Institut national de l’audiovisuel

Proposé par Institut national de l’audiovisuel

Date de diffusion : 09 févr. 2007

Le reportage est tourné à Jérusalem par Charles Enderlin, où des incidents ont eu lieu entre palestiniens et policiers israéliens sur l'esplanade des mosquées en réaction aux fouilles archéologiques israéliennes aux abords de la mosquée al Aqsa. Les travaux font craindre aux musulmans que les équipes israéliennes touchent aux fondations de ce haut lieu de l'islam.

Niveaux et disciplines

Informations et crédits

Type de ressource :
Forme :
Collection :
Date de diffusion du média :
09 févr. 2007
Production :
INA
Page publiée le :
26 nov. 2013
Modifiée le :
29 juin 2023
Référence :
00000001513

Contexte historique

Par Alexandre Boza

Dans le cadre du conflit qui oppose Arabes et Juifs à Jérusalem, et au-delà entre Israéliens et Palestiniens, l'histoire et l'archéologie sont des arguments de poids dont les deux parties sont conscientes. En 2007, Israël décide de procéder à des rénovations près d'une entrée de l'esplanade des mosquées (le mont du Temple pour les juifs). Un chantier de rénovation de la rampe est lancé et parallèlement, des fouilles archéologiques sont entamées sous l'esplanade des mosquées pour trouver des vestiges du palais du roi David. Le Premier ministre palestinien, Ismaïl Haniyeh, appelle alors à la mobilisation contre des travaux qui mettraient en péril les fondations du site. Le Hamas menace de mettre un terme au cessez-le-feu si les fouilles ne sont pas stoppées. La Jordanie, l'Egypte et le Maroc demandent leur arrêt immédiat. Une mission d'experts du patrimoine se rend sur place à la demande de l'Unesco et rend ses conclusions par une demande plus nuancée de prudence sur le site fragile et sensible.

De tels incidents se sont déjà produits. En 1996, le creusement d'un tunnel dégénère en émeutes, faisant 76 victimes. En 2006, les découvertes des archéologues israéliens Eilat Marzar et Gabriel Barkay suscitent l'émoi. Elle tendent à prouver que les juifs auraient vécu à Jérusalem au moins seize siècles avant les musulmans. Parmi les débris extraits du sous-sol de l'esplanade des Mosquées est découvert un sceau, ou bulla, datant du XIe siècle avant notre ère, époque du premier temple de Jérusalem. Les archéologues annoncent alors officiellement qu'ils pensent avoir exhumé les vestiges du palais du roi David sous Jérusalem-Est, partie majoritairement arabe de la ville sainte.

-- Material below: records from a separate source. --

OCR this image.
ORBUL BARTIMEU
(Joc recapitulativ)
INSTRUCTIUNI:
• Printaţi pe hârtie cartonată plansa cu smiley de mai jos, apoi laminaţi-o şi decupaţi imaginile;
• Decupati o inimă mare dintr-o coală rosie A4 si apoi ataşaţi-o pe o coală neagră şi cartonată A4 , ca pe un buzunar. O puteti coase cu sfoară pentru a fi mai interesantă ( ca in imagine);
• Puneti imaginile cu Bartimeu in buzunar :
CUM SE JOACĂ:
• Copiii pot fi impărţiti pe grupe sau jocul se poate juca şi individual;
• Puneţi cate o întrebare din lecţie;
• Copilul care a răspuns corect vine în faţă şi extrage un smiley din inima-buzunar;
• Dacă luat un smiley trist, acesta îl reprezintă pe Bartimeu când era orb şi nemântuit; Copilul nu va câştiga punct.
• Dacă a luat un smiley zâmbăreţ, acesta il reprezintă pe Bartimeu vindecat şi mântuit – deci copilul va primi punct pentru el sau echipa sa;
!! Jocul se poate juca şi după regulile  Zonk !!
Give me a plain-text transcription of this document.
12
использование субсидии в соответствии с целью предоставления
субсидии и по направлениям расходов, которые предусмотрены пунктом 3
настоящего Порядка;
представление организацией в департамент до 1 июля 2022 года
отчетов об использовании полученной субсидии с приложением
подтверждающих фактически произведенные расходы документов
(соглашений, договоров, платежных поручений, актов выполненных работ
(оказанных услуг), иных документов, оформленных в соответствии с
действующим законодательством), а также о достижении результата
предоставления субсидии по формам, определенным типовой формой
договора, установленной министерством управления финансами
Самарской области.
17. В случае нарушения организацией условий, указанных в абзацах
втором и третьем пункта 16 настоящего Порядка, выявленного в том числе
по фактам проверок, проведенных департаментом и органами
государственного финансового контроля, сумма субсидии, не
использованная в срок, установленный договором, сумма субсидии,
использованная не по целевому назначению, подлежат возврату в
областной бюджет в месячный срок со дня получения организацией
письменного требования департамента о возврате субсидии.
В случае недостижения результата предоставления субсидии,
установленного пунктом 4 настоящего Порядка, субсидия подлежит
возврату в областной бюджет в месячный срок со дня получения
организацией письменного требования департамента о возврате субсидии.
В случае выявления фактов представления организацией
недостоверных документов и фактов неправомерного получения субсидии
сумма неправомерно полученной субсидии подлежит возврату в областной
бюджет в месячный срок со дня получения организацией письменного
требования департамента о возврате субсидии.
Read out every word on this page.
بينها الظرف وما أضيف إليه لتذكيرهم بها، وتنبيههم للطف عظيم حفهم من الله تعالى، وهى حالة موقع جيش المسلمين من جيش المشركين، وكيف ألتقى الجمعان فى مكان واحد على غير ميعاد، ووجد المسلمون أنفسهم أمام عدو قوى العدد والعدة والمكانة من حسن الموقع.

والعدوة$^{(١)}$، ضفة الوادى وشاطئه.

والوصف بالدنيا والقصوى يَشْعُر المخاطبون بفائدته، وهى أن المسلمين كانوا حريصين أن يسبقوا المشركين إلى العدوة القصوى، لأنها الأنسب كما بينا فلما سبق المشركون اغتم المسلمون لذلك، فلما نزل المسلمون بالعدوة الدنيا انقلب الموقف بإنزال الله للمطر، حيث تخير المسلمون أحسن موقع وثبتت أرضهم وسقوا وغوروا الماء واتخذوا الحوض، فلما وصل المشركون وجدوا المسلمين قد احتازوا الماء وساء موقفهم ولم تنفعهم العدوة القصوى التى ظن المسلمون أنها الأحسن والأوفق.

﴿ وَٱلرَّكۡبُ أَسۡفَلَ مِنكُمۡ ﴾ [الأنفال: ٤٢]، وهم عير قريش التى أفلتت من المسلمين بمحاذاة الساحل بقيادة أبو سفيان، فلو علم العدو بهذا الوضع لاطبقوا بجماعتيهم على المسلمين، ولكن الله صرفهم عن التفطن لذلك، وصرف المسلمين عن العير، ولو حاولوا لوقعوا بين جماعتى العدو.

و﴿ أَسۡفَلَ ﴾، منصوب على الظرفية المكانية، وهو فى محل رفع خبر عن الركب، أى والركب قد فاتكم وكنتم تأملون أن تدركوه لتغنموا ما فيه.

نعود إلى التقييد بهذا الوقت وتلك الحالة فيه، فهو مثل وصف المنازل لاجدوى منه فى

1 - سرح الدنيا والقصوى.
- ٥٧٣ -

Les Palestiniens font remarquer qu'Eilat Mazar est la petite fille de Benjamin Mazar qui, après la conquête de Jérusalem-Est en 1967, a dirigé d'énormes chantiers de fouilles sur la façade sud du mont du Temple. Benjamin Mazar et son collègue Yigal Yadin ont fait de l'archéologie une passion nationale israélienne. Les musulmans affirment cependant que l'archéologue israélien a détruit des vestiges islamiques pour accéder plus vite aux couches de terrain où il pensait trouver des pièces importantes pour l'antiquité juive de Jérusalem. Eilat Mazar s'oppose de son côté au mouvement islamique du Sheikh Raed Salah. Elle l'accuse de détruire les traces du passé juif et chrétien sur le mont du Temple.

Au sein de la communauté scientifique la tension est également vive. La querelle oppose les « biblistes », pour lesquels la Bible rapporte fidèlement l'histoire, comme une chronique, aux « minimalistes » qui, autour de l'archéologue israélien Israël Finkelstein, défendent l'idée d'un roi David pauvre. Ce dernier n'aurait pas mené toutes les conquêtes que lui prête le texte sacré ravalé au rang de récit légendaire.

Éclairage média

Par Alexandre Boza

Les images montrent une situation de guerre qui n'est pas sans rappeler l'intifada de 2001. La violence du conflit qui oppose les deux populations sur le contrôle des lieux saints de Jérusalem est une dimension non négligeable du conflit israélo-palestinien. Les Palestiniens jettent des pierres en direction des policiers israéliens sur l'esplanade des mosquées en réaction aux fouilles archéologiques effectuées aux abords de la mosquée Al Aqsa. La police anti-émeutes réplique par des tirs de grenade et de lacrymogènes.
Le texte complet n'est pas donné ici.